Whole chicken at Stonehill Tavern, Dana Point
In chef Michael Mina’s dish, a whole Jidori bird is cooked in duck fat and served with truffled macaroni and cheese. At $64, meant for two, it’s probably the most expensive chicken dinner you’ll ever eat. But, dang, it’s good.
Foie gras at Marché Moderne, Costa Mesa
The menu at South Coast Plaza’s finest restaurant usually includes some sort of fabulous foie gras terrine or torchon, for roughly $21.
Fried chicken at Three Seventy Common, Laguna Beach
The last Sunday of every month, Three Seventy Common tosses out the regular menu and serves fried chicken instead, from a bucket, family-style, with all the classic sides, $39 per person.

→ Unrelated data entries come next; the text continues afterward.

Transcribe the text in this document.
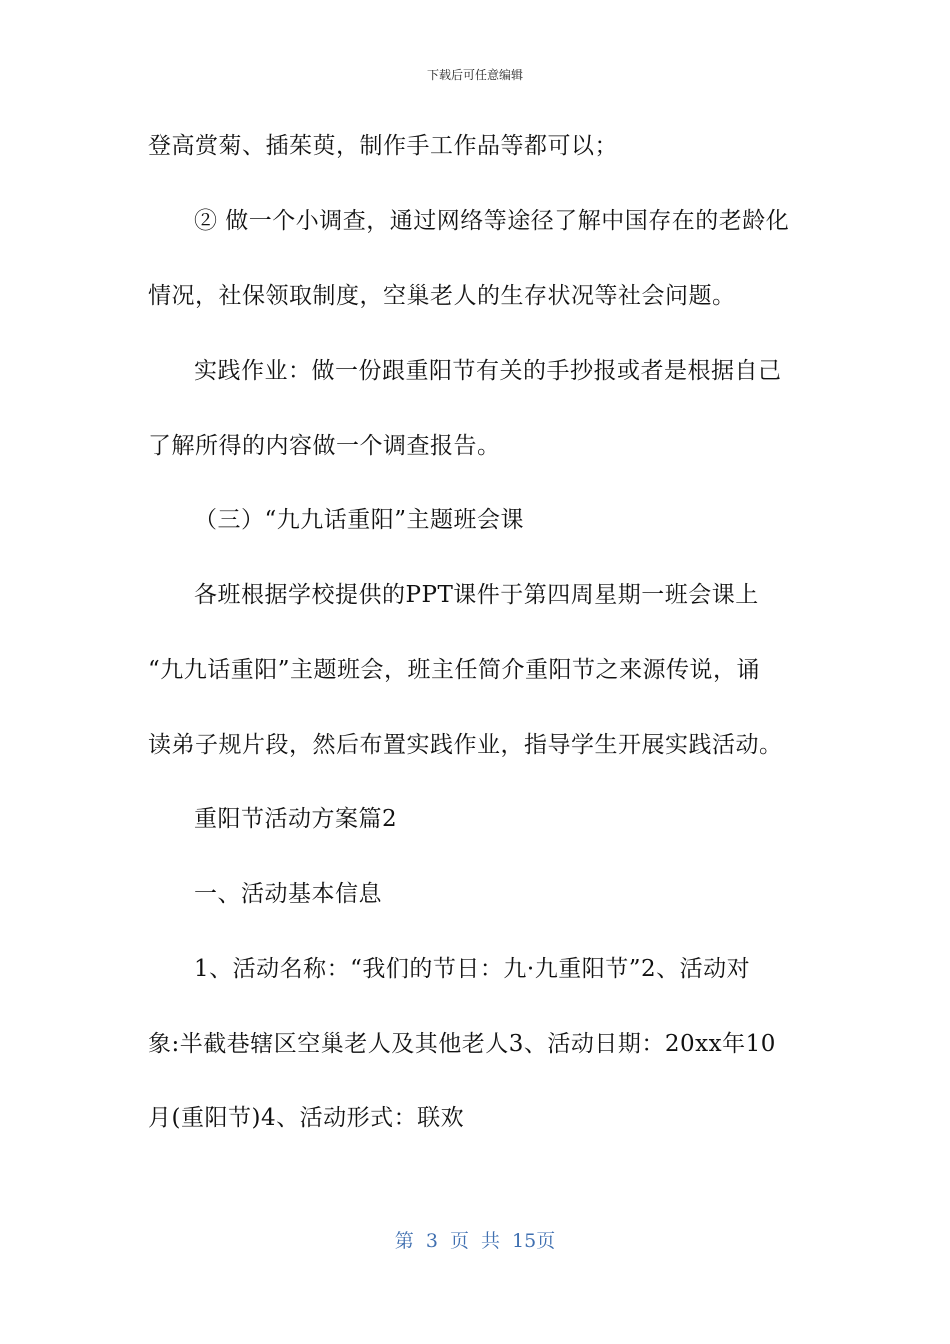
下载后可任意编辑
登高赏菊、插茱萸，制作手工作品等都可以；
② 做一个小调查，通过网络等途径了解中国存在的老龄化
情况，社保领取制度，空巢老人的生存状况等社会问题。
实践作业：做一份跟重阳节有关的手抄报或者是根据自己
了解所得的内容做一个调查报告。
（三）“九九话重阳”主题班会课
各班根据学校提供的PPT课件于第四周星期一班会课上
“九九话重阳”主题班会，班主任简介重阳节之来源传说，诵
读弟子规片段，然后布置实践作业，指导学生开展实践活动。
重阳节活动方案篇2
一、活动基本信息
1、活动名称：“我们的节日：九·九重阳节”2、活动对
象:半截巷辖区空巢老人及其他老人3、活动日期：20xx年10
月(重阳节)4、活动形式：联欢
第 3 页 共 15页
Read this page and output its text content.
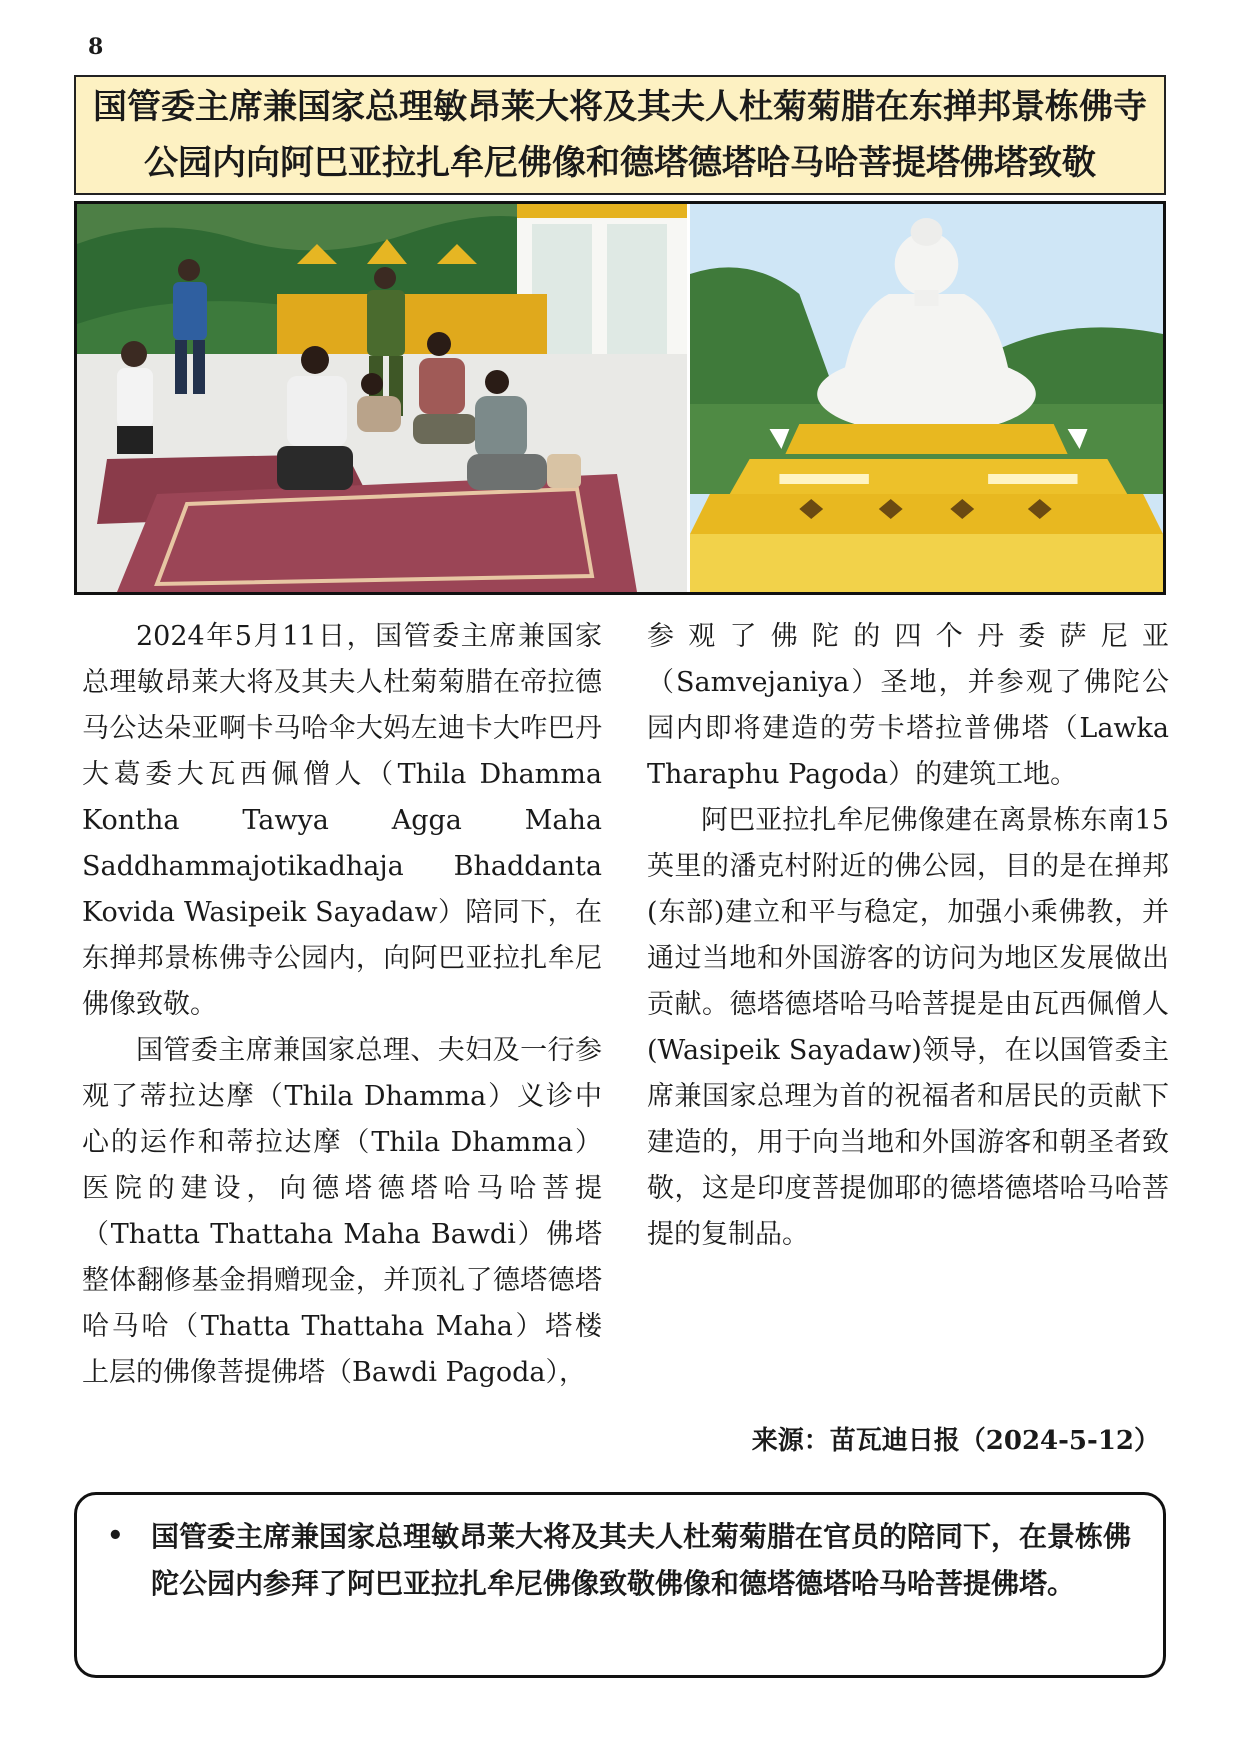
8
国管委主席兼国家总理敏昂莱大将及其夫人杜菊菊腊在东掸邦景栋佛寺公园内向阿巴亚拉扎牟尼佛像和德塔德塔哈马哈菩提塔佛塔致敬

2024年5月11日，国管委主席兼国家总理敏昂莱大将及其夫人杜菊菊腊在帝拉德马公达朵亚啊卡马哈伞大妈左迪卡大咋巴丹大葛委大瓦西佩僧人（Thila Dhamma Kontha Tawya Agga Maha Saddhammajotikadhaja Bhaddanta Kovida Wasipeik Sayadaw）陪同下，在东掸邦景栋佛寺公园内，向阿巴亚拉扎牟尼佛像致敬。

国管委主席兼国家总理、夫妇及一行参观了蒂拉达摩（Thila Dhamma）义诊中心的运作和蒂拉达摩（Thila Dhamma）医院的建设，向德塔德塔哈马哈菩提（Thatta Thattaha Maha Bawdi）佛塔整体翻修基金捐赠现金，并顶礼了德塔德塔哈马哈（Thatta Thattaha Maha）塔楼上层的佛像菩提佛塔（Bawdi Pagoda），

参观了佛陀的四个丹委萨尼亚（Samvejaniya）圣地，并参观了佛陀公园内即将建造的劳卡塔拉普佛塔（Lawka Tharaphu Pagoda）的建筑工地。

阿巴亚拉扎牟尼佛像建在离景栋东南15英里的潘克村附近的佛公园，目的是在掸邦(东部)建立和平与稳定，加强小乘佛教，并通过当地和外国游客的访问为地区发展做出贡献。德塔德塔哈马哈菩提是由瓦西佩僧人(Wasipeik Sayadaw)领导，在以国管委主席兼国家总理为首的祝福者和居民的贡献下建造的，用于向当地和外国游客和朝圣者致敬，这是印度菩提伽耶的德塔德塔哈马哈菩提的复制品。

来源：苗瓦迪日报（2024-5-12）
• 国管委主席兼国家总理敏昂莱大将及其夫人杜菊菊腊在官员的陪同下，在景栋佛陀公园内参拜了阿巴亚拉扎牟尼佛像致敬佛像和德塔德塔哈马哈菩提佛塔。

USDA Prime steaks, various
Most people have never eaten an extraordinary steak. But to experience magnificent USDA Prime beef, it’s going to cost. The chef’s-cut bone-in rib-eye at Mastro’s is $63. The cowboy rib chop at The Ranch sells for $115. The 50-day dry-aged rib-eye at Vaca costs an alarming $150. And the massive wood-fired, butcher’s board steak at Arc – enough to satiate the whole family – costs $250. Oh, but the joy.